Legal profession applauds publication of Bach Commission report, The Right to Justice

updated on 25 September 2017

The Bach Commission has today published its report, The Right to Justice, including recommendations for a statutory right to justice, reforms to legal aid, and better public legal education. All three branches of the profession have responded to its publication, vociferously in support of its recommendations.

Law Society vice-president Christina Blacklaws said: "Lawyers have a moral duty to speak up when they fear justice has been denied or obstructed. This review adds yet more weight to the central message in our own recent report on access to justice, LASPO Four Years On, that cuts to legal aid have had a massive impact on people’s ability to enforce and defend their rights. If people cannot access advice or protect their rights, then effectively those rights do not exist.”

The Bar Council responded to the Bach report with an emphasis on the change that is taking place in the link between access to justice and the rule of law. Chair of the Bar, Andrew Langdon QC, said: “This report is part of a shift in how legal aid is being discussed. Lord Bach makes the important point that the rule of law and legal rights do not mean much unless citizens are able, through the legal system, to have them upheld, and that cuts to legal aid have made that impossible for many, especially the most vulnerable in society.”

He made the point that many of the proposals and concerns outlined in the report echo those made by the Bar over many years, including “shrinkage of the junior Bar, the removal of entire areas of law from the scope of legal aid and the growth of advice deserts, together with the loss of expertise and the availability of legal advice in areas such as housing, immigration and debt”.

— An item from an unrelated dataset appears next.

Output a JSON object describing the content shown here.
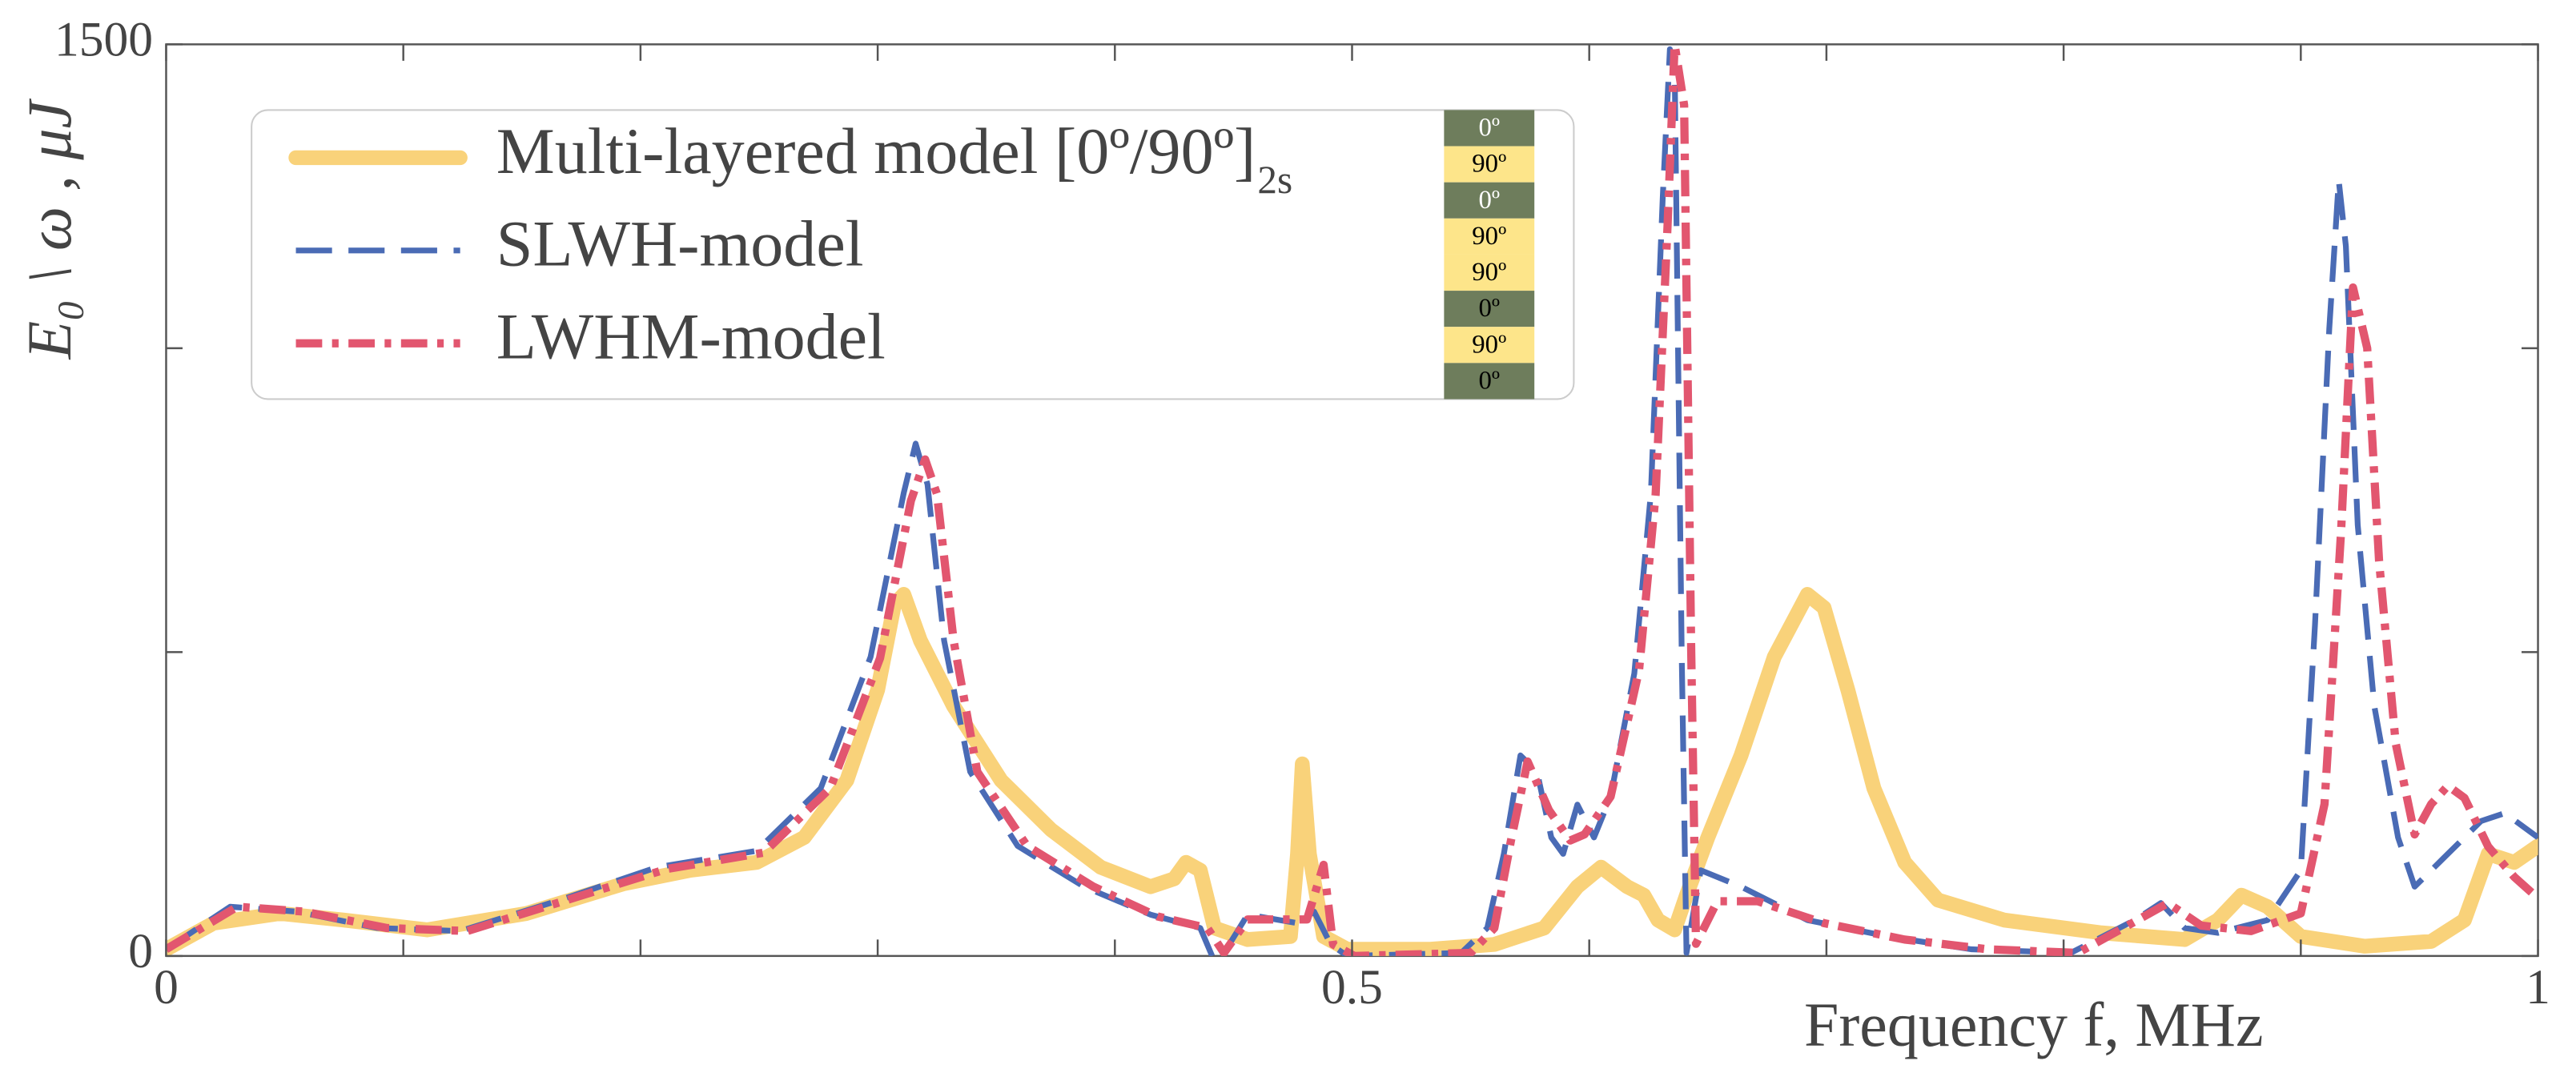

CILEx President Millicent Grant said: “For some years now we have seen access to justice and the rule of law deprioritised in the public discourse. We see this in the removal of whole areas of law from the scope of legal aid, in the increasing cost of using the courts system, and in the reduction in publicly funded sources of free legal support. In this light, it is refreshing to read the Bach Commission’s final report, showing the ambitious thinking needed to halt the decline in access to justice, and putting forward proposals to turn the situation around. We hope that the commission’s recommendations will be carefully considered by all parties.”